Tras la suspensión temporal del desahucio de Yolanda en julio, surge un nuevo capítulo: la propuesta de alquiler social gestionada por Sareb, con el respaldo del Ayuntamiento, que ya tiene fecha para formalizarse el próximo 30 de septiembre

Celebración de los vecinos de El Calvario tras enterarse de la paralización del desahucio/E Castillejo
Celebración de los vecinos de El Calvario tras enterarse de la paralización del desahucio/E Castillejo

En el barrio de El Calvario, en Torremolinos, la historia de Yolanda y de los vecinos afectados por los posibles desahucios sigue escribiéndose con la tensión de quien sabe que cada día cuenta.

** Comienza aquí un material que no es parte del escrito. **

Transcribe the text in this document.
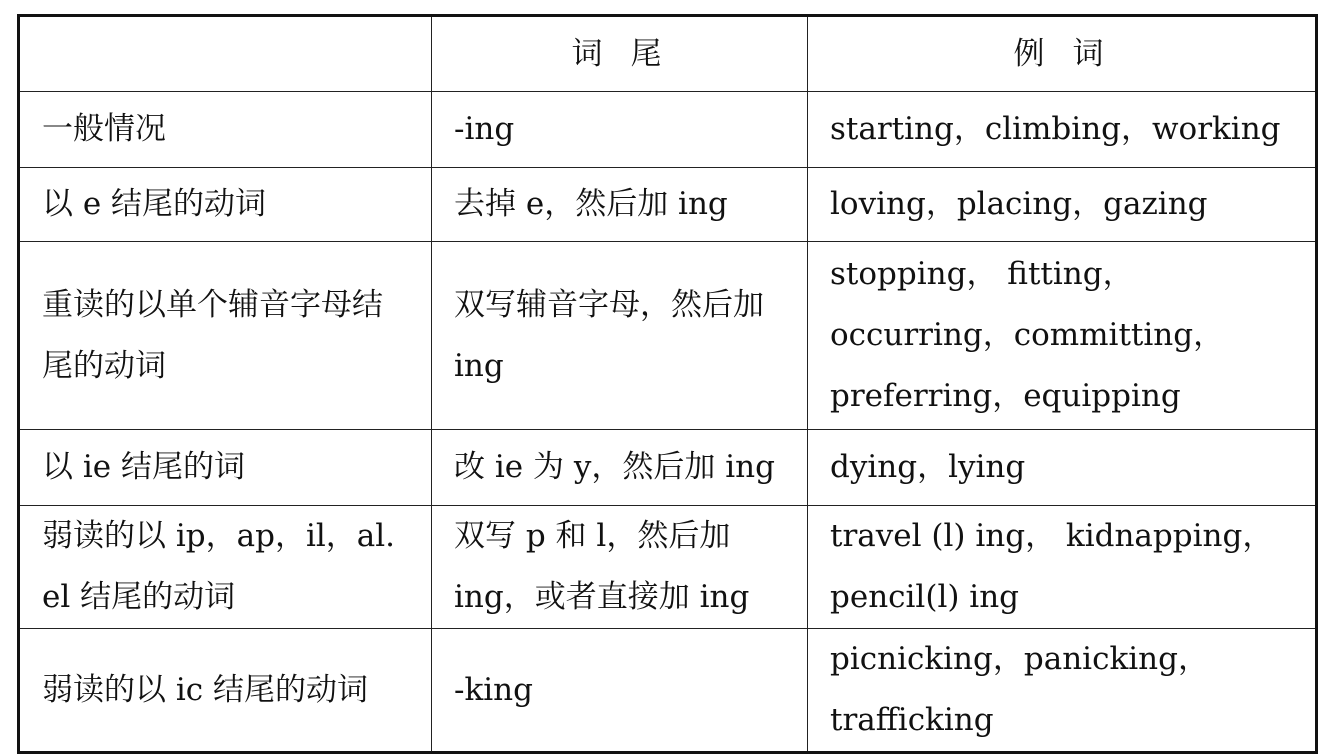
	词尾	例词
一般情况	-ing	starting，climbing，working
以 e 结尾的动词	去掉 e，然后加 ing	loving，placing，gazing
重读的以单个辅音字母结尾的动词	双写辅音字母，然后加 ing	stopping， fitting， occurring，committing，preferring，equipping
以 ie 结尾的词	改 ie 为 y，然后加 ing	dying，lying
弱读的以 ip，ap，il，al. el 结尾的动词	双写 p 和 l，然后加 ing，或者直接加 ing	travel (l) ing， kidnapping，pencil(l) ing
弱读的以 ic 结尾的动词	-king	picnicking，panicking，trafficking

Tras la suspensión temporal del desahucio de Yolanda en julio, surge un nuevo capítulo: la propuesta de alquiler social gestionada por Sareb, con el respaldo del Ayuntamiento, que ya tiene fecha para formalizarse el próximo 30 de septiembre.

Según un vecino afectado, su renta propuesta alcanza los 1.500 euros mensuales, un precio que considera fuera de su alcance. “Sareb reconoce que tengo vulnerabilidad por edad y por mis enfermedades. Pero el piso que me ofrecen ya estaba prometido a otros vecinos”, asegura.

Por su parte, la concejala Gloria Manoja ofrece otra perspectiva: serán 23 familias las beneficiadas con estos alquileres, cuya duración será de 7 años con revisiones anuales según los ingresos. “El alquiler social se calcula aplicando el 30 % de los ingresos de la unidad familiar, con bonificaciones adicionales para familias con menores o personas con discapacidad. Los precios oscilan entre 115 y 445 euros al mes, dependiendo del caso”, explica. La empresa Tecnotramit, contratada por la Sareb, gestionará la formalización de los contratos y contará con acompañamiento social durante todo el proceso.

El conflicto en El Calvario es un reflejo de la tensión entre la necesidad de vivienda asequible y la desconfianza hacia los mecanismos de gestión. Los vecinos recuerdan que las promesas anteriores de Sareb se frustraron tras presiones externas, dejando a muchas familias con la sensación de que los procesos beneficiaban a terceros en lugar de proteger a los más vulnerables.

“El sistema nos coloca frente a una encrucijada: queremos cumplir la ley, pero también necesitamos seguridad y transparencia”, afirma uno de sus vecinos, mientras espera que la alcaldesa atienda su solicitud de reunión para aclarar los pasos futuros.

El barrio mantiene la guardia alta. La lucha de Yolanda y sus vecinos no solo es por un hogar: es por la dignidad, la justicia y el derecho a vivir sin el miedo constante a perder lo que es suyo. Con el alquiler social a punto de formalizarse, la comunidad de El Calvario continúa siendo un ejemplo de resistencia frente a la burocracia y la incertidumbre.